Travis

Use YAML as a build configuration language

Travis CI uses YAML as the primary language for build configuration stored in the main .travis.yml build config file, as well as other config sources imported using the Build Config Imports feature.

This page documents a few noteworthy pieces of information about how Travis CI uses YAML.

YAML anchors and aliases #

In more advanced use cases, in order to reduce repetition in large build config files a good practice is to use YAML’s mechanism of defining and reusing shared config portions as YAML anchors and aliases.

For example, instead of repeating a deployment configuration for two different deployment targets like this:

deploy:
- provider: heroku
  api_key: ...
  app: app-production
  on:
    branch: master
- provider: heroku
  api_key: ...
  app: app-staging
  on:
    branch: staging

It is possible to reuse a piece of YAML like this:

deploy:
- &deploy
  provider: heroku
  api_key: ...
  app: app-production
  on:
    branch: master
- <<: *deploy
  app: app-staging
  on:
    branch: staging

Private keys as YAML anchors, aliases, and external tooling #

In some cases, it might be better to define a shared piece of YAML config in a different place than where it is going to be used, e.g., in order to increase readability.

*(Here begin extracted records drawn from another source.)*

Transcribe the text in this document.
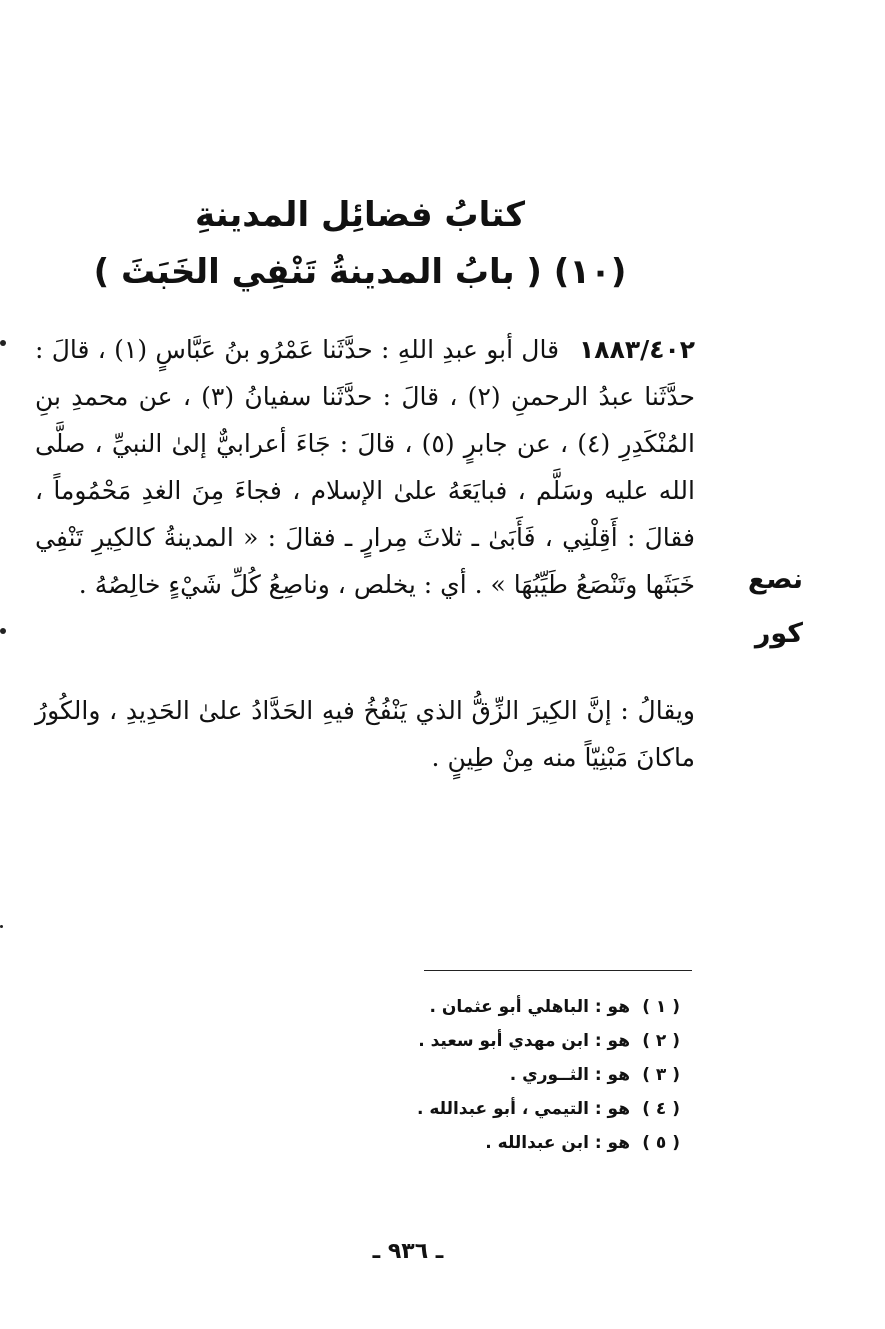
كتابُ فضائِل المدينةِ
(١٠) ( بابُ المدينةُ تَنْفِي الخَبَثَ )

١٨٨٣/٤٠٢قال أبو عبدِ اللهِ : حدَّثَنا عَمْرُو بنُ عَبَّاسٍ (١) ، قالَ : حدَّثَنا عبدُ الرحمنِ (٢) ، قالَ : حدَّثَنا سفيانُ (٣) ، عن محمدِ بنِ المُنْكَدِرِ (٤) ، عن جابرٍ (٥) ، قالَ : جَاءَ أعرابيٌّ إلىٰ النبيِّ ، صلَّى الله عليه وسَلَّم ، فبايَعَهُ علىٰ الإسلام ، فجاءَ مِنَ الغدِ مَحْمُوماً ، فقالَ : أَقِلْنِي ، فَأَبَىٰ ـ ثلاثَ مِرارٍ ـ فقالَ : « المدينةُ كالكِيرِ تَنْفِي خَبَثَها وتَنْصَعُ طَيِّبُهَا » . أي : يخلص ، وناصِعُ كُلِّ شَيْءٍ خالِصُهُ . نصع
كور

ويقالُ : إنَّ الكِيرَ الزِّقُّ الذي يَنْفُخُ فيهِ الحَدَّادُ علىٰ الحَدِيدِ ، والكُورُ ماكانَ مَبْنِيّاً منه مِنْ طِينٍ .

( ١ )هو : الباهلي أبو عثمان .
( ٢ )هو : ابن مهدي أبو سعيد .
( ٣ )هو : الثــوري .
( ٤ )هو : التيمي ، أبو عبدالله .
( ٥ )هو : ابن عبدالله .
ـ ٩٣٦ ـ
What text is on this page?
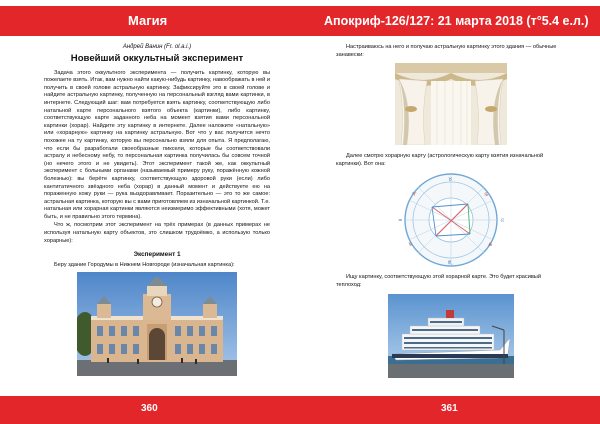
Магия
Андрей Ванин (Fr. ol.a.i.)
Новейший оккультный эксперимент

Задача этого оккультного эксперимента — получить картинку, которую вы пожелаете взять. Итак, вам нужно найти какую-нибудь картинку, навоображать в ней и получить в своей голове астральную картинку. Зафиксируйте это в своей голове и найдите астральную картинку, полученную на персональный взгляд вами картинки, в интернете. Следующий шаг: вам потребуется взять картинку, соответствующую либо натальной карте персонального взятого объекта (картинки), либо картинку, соответствующую карте заданного неба на момент взятия вами персональной картинки (хорар). Найдите эту картинку в интернете. Далее наложите «натальную» или «хорарную» картинку на картинку астральную. Вот что у вас получится нечто похожее на ту картинку, которую вы персонально взяли для опыта. Я предполагаю, что если бы разработали своеобразные пиксели, которые бы соответствовали астралу и небесному небу, то персональная картинка получилась бы совсем точной (но нечего этого и не увидеть). Этот эксперимент такой же, как оккультный эксперимент с больными органами (называемый примеру руку, поражённую кожной болезнью): вы берёте картинку, соответствующую здоровой руки (если) либо кантитатичного звёздного неба (хорар) в данный момент и действуете ею на пораженную кожу руки — рука выздоравливает. Поразительно — это то же самое: астральная картинка, которую вы с вами приготовляем из изначальной картинкой. Т.е. натальная или хорарная картинки являются неизмеримо эффективными (хотя, может быть, и не правильно этого термина).

Что ж, посмотрим этот эксперимент на трёх примерах (в данных примерах не используя натальную карту объектов, это слишком трудоёмко, а использую только хорарные):

Эксперимент 1
Беру здание Городумы в Нижнем Новгороде (изначальная картинка):
360
Апокриф-126/127: 21 марта 2018 (т°5.4 е.л.)
Настраиваюсь на него и получаю астральную картинку этого здания — обычные занавески:
Далее смотрю хорарную карту (астрологическую карту взятия изначальной картинки). Вот она:
♈	♋
♑	♎
♉
♏
♒	♌
Ищу картинку, соответствующую этой хорарной карте. Это будет красивый теплоход:
361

For example, one might define several jobs by reusing a shared portion of YAML like this:

_shared_job: &shared_job
  script: echo "shared script config"
  # ...
jobs:
  include:
  - name: Job 1
    <<: *shared_job
  - name: Job 2
    <<: *shared_job

The extra key _shared_job is an unknown key according to Travis CI’s Build Config Schema. In other cases, some external tools meant for use on Travis CI rely on storing configuration in Travis CI’s build config files, also adding unknown keys.

It is recommended to prefix such keys with an underscore, marking them as a private config key, avoiding potential naming clashes with future additions to the Build Config Schema.

Version numbers #

Travis CI used to use a plain Ruby YAML parser for parsing build configuration given as YAML for a long time. This has caused version numbers given as YAML numbers sometimes to be truncated in unintended ways. In turn, our documentation, as well as a lot of external articles and posts have recommended quoting version numbers so the YAML parser would interpret them as strings.

This no longer applies if the feature Build Config Validation is active for the given repository.

For example, specifying a Node.js version as node_js: 9.10 would have been parsed into 9.0, not matching the intended version. As a solution, we would have recommended specifying node_js: "9.10" instead.

With the introduction of a new YAML parser as part of the Build Config Validation feature, this is no longer required because this parser turns YAML numbers into Ruby strings, which will be typecasted later only if required by our Build Config Schema.